“I think it grew out of my frustration as a painter,” Daniel Wagner says, looking around at the many canvases lying about his cluttered Provincetown Commons studio. “What do I do with all this stuff? Are they more valuable in the trash than they are on the wall? Is this painting more valuable when it becomes part of a whole?”
Wagner, who shows at Sarah Jessica Fine Arts in Provincetown, is hoping to find the answer to those questions in an exhibit of recent work that he’s set up at the Commons through Nov. 14, with a reception on Friday the 5th. These new paintings are covered with cut-up pieces of earlier paintings, along with mesh and other materials. The resulting artworks are layered collages and assemblages: some appear deceptively flat unless you inspect them closely, while others are clearly three-dimensional.
Large and small, the paintings are “abstract in spirit,” Wagner says. “But there are always figures. I had a stack of 50 or 60 12-by-12s with figures on them that I used.”
The inspiration for the series was a model Wagner created as part of a competition for an outdoor sculpture installation at the Commons. The model was of a jumble of black steel drums filled with paintings, many of them spilling out. It wasn’t chosen in the end, but this little sculpture of an art trash pile gave him an idea: “Can these paintings I discarded as trash become art?” He thought it over, he says, and “I took a knife to my paintings and made collages out of them.”
Wagner came around to being an artist later in life. He grew up in a small town in rural northeastern Wisconsin. “It was a very provincial place,” he says. “We didn’t have art. I didn’t know that people could actually have careers in art. I didn’t know what an art museum was until I went to college.”
He studied architecture at the University of Minnesota. “I knew from drafting classes in high school that I wanted to be an architect,” Wagner says. “I ended up being a technical architect more than anything. I would make the pretty pictures work, coordinating with structural and mechanical engineers. Pure corporate architecture — high rises and super high rises. An 88-story building in Shanghai. I was there for a year and a half for its construction.”

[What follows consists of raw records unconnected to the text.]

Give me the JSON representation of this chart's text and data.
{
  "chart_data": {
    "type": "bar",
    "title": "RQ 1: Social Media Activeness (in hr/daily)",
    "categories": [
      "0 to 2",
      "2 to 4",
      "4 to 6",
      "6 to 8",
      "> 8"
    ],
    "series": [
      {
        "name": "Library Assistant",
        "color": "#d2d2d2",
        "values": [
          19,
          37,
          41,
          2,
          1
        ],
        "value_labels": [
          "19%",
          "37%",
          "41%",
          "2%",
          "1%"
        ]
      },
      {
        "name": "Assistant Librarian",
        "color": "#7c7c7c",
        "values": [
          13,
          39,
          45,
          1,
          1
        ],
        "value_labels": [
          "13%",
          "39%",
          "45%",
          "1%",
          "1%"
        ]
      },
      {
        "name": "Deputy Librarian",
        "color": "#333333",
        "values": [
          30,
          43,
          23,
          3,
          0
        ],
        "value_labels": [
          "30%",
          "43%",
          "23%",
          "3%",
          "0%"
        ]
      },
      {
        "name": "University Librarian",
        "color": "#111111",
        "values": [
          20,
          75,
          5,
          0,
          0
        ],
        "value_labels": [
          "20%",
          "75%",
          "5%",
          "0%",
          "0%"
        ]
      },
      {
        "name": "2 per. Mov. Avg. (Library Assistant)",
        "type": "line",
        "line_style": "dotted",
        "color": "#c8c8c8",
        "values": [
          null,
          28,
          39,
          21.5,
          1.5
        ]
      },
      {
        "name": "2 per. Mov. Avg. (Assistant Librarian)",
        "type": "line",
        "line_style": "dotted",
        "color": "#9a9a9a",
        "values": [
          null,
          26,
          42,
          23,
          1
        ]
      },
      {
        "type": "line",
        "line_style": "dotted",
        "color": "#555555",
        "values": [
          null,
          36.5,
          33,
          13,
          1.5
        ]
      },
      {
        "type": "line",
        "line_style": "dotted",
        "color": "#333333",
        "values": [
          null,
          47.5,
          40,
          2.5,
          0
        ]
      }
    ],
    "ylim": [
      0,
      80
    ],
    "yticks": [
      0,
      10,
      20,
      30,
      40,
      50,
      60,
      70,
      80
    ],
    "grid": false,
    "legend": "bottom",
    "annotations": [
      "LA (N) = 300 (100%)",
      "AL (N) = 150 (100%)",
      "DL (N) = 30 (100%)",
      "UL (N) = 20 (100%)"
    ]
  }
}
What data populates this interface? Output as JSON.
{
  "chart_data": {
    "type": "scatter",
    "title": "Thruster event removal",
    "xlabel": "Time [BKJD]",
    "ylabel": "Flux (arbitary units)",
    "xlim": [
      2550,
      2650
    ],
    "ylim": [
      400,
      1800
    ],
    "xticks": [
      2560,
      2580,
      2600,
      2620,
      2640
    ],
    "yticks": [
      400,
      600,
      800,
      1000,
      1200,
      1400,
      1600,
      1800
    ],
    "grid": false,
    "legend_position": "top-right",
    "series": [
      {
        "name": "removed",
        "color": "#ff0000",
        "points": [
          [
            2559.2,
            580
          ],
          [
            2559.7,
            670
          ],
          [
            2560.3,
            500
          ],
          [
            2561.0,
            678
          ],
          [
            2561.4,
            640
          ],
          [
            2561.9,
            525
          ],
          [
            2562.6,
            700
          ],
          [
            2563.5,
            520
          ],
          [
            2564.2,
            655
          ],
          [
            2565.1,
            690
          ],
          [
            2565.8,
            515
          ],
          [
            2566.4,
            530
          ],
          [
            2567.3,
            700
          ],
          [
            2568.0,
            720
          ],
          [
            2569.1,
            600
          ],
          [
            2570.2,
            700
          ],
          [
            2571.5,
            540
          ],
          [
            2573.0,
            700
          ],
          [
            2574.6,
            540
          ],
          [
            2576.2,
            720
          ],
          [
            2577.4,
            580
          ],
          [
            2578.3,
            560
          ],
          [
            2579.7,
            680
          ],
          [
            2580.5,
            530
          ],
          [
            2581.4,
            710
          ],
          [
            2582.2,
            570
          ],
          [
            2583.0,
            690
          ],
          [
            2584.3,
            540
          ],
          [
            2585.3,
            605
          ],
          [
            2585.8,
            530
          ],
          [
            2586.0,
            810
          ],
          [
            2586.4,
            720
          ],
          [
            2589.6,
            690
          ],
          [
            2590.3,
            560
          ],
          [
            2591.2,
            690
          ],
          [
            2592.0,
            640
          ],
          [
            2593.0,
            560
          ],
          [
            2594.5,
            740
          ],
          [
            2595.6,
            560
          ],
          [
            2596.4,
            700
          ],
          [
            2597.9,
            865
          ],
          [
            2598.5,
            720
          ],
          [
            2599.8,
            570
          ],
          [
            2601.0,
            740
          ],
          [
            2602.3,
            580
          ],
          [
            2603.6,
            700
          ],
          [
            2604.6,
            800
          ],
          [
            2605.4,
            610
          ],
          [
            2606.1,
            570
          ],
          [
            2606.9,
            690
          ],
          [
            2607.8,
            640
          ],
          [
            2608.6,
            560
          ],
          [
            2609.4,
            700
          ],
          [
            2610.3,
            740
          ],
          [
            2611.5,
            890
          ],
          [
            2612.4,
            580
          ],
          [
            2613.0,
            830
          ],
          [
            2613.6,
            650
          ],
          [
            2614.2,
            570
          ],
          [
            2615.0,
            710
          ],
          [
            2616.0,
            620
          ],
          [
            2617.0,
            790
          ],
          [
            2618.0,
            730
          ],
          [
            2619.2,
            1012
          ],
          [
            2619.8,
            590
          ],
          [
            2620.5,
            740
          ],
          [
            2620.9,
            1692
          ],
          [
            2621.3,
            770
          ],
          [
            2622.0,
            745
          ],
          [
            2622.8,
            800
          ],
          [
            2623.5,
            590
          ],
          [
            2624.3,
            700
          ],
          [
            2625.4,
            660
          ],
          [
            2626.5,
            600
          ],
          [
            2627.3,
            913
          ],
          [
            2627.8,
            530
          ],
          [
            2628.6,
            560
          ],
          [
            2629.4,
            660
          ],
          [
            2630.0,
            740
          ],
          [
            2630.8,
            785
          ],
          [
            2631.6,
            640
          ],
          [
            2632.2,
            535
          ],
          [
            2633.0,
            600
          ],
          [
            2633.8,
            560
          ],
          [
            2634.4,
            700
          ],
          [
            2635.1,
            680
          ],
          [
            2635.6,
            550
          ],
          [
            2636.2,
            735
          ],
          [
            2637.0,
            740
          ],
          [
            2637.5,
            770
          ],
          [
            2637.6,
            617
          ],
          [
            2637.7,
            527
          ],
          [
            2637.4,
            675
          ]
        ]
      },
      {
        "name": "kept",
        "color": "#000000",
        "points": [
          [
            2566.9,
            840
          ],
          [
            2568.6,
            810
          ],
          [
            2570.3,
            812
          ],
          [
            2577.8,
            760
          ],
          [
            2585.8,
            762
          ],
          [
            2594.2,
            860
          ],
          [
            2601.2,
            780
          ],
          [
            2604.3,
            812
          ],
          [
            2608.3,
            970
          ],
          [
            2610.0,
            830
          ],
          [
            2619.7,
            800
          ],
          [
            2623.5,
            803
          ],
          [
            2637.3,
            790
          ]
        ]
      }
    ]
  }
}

He worked at major firms in Chicago, including Skidmore, Owings & Merrill, for more than 25 years. “I love Chicago,” Wagner says. “I went back a few weeks ago. It was great to be there again — the energy of the city, great architecture. Hearing the L go by. I went downtown to see the Art Institute. It’s humbling going to that museum. You think of your paintings and wonder, what am I doing?”
It was his health that made him think of becoming a painter. “I had a liver transplant,” he says, and, after recovering, “it was hard to keep up with fellow workers. In corporate architecture, you work 80 to 90 hours a week.”
Being largely self-taught as an artist, he says he was attracted to “strange things,” which, he learned, were abstractions. He read up on Hans Hofmann’s push-and-pull color theory. “Not knowing much, I went to an old bookstore and came upon it,” he says.
He started painting as much as he could. “I did the art fair circuit to sell my work,” Wagner says. “In the Midwest, it’s very popular. Every weekend, I loaded up my little truck and pitched a tent. Anybody or everybody walks into your tent — you get people who understand art and people who don’t.” One day, he remembers, “This little grandmother came up to me and said, ‘You’re blessed.’ I didn’t have any sales that day, but that was all I needed.”
He came to Provincetown for a one-month vacation in 2012. “I fell in love with it,” he says. “The first five years, I came back in the winter, because it was affordable. I kept myself busy with figure drawing, at PAAM,” referring, of course, to the Provincetown Art Association and Museum. In 2016, he moved here for good.
Which brings him to the Commons, and his new show. “It’s hard, as an abstractionist, to come with a style or body of work,” Wagner says. “You’re exploring and doing new things all the time. It’s not like being a realist — they just work on their skills as a realist. I never thought I’d be playing around with collage. Or found art. Trash turned into art. But putting another painting on top of it helps to simplify a painting. I felt I had too much going on.”
Push, Pull, and Paste
The event: “Suspended Action,” a show of new works by Daniel Wagner
The time: Opening reception Friday, Nov. 5, 5 to 7 p.m.; on view through Nov. 14
The place: Provincetown Commons, 46 Bradford St.